As its name suggests, steel is dipped in a molten zinc bath during the hot-dip galvanizing process. Although the process appears simple, hot-dip galvanizing is different from that of other corrosion protection coating systems or paint, and therefore has special requirements during the design phase in order to ensure a high quality zinc coating. ASTM A385, Standard Practice for Providing High Quality Zinc Coatings (Hot-Dip) specifies design recommendations that should be followed during the manufacture of steel to be galvanized.
Hot-dip galvanizing is a versatile method that can provide high quality coatings for most iron-containing materials. This includes carbon steel, cast steel, cast iron, hot rolled steel, cold rolled steel, stainless steel and even steel exposed to the elements. However, there are certain steel attributes that can affect the characteristics of the galvanized coating.
- Carbon levels should be less than 0.25%
- Manganese levels should be less than 1.3%
- Phosphorus levels should be less than 0.04%
- Silicone levels should be less than 0.04%, or between 0.15% and 0.22% (see Sandelin Curve)
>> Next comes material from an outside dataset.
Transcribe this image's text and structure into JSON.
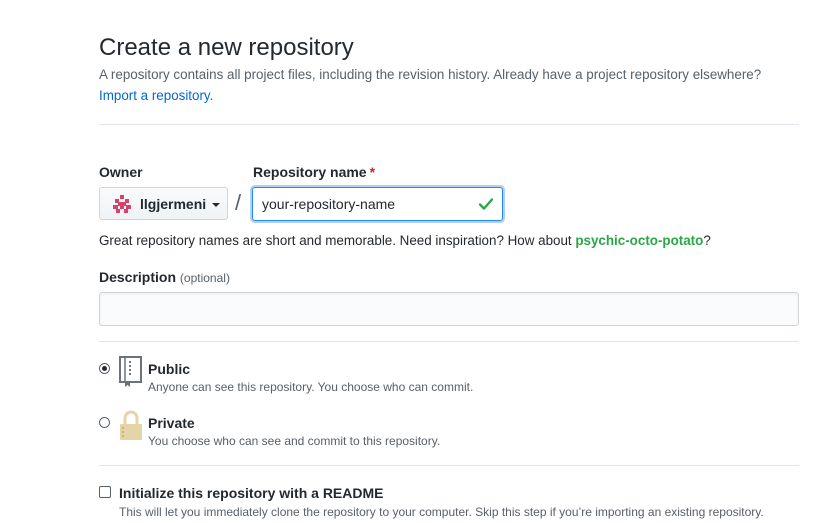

- Silicone equivalent should be less than 0.04%, or between 0.15% and 0.22%
Silicone equivalent = silicone content + [2.5 x phosphorus content]
Accelerated growth of galvanized coating may give a matte gray finish, but this is mainly seen as a cosmetic problem. Other than the rare cases where the coating is too thick, the performance of steel corrosion protection is not affected by its appearance.
While it is important to keep the steel’s chemistry in mind when selecting steel for your galvanizing project, it is much more important to communicate with your galvanizer throughout the design process. As is the case with most design considerations, your galvanizer has more experience with the matter at hand and may be able to offer solutions that are not mentioned here. If the galvanizer is notified before the project begins, reactive steel galvanizing can be done with good results.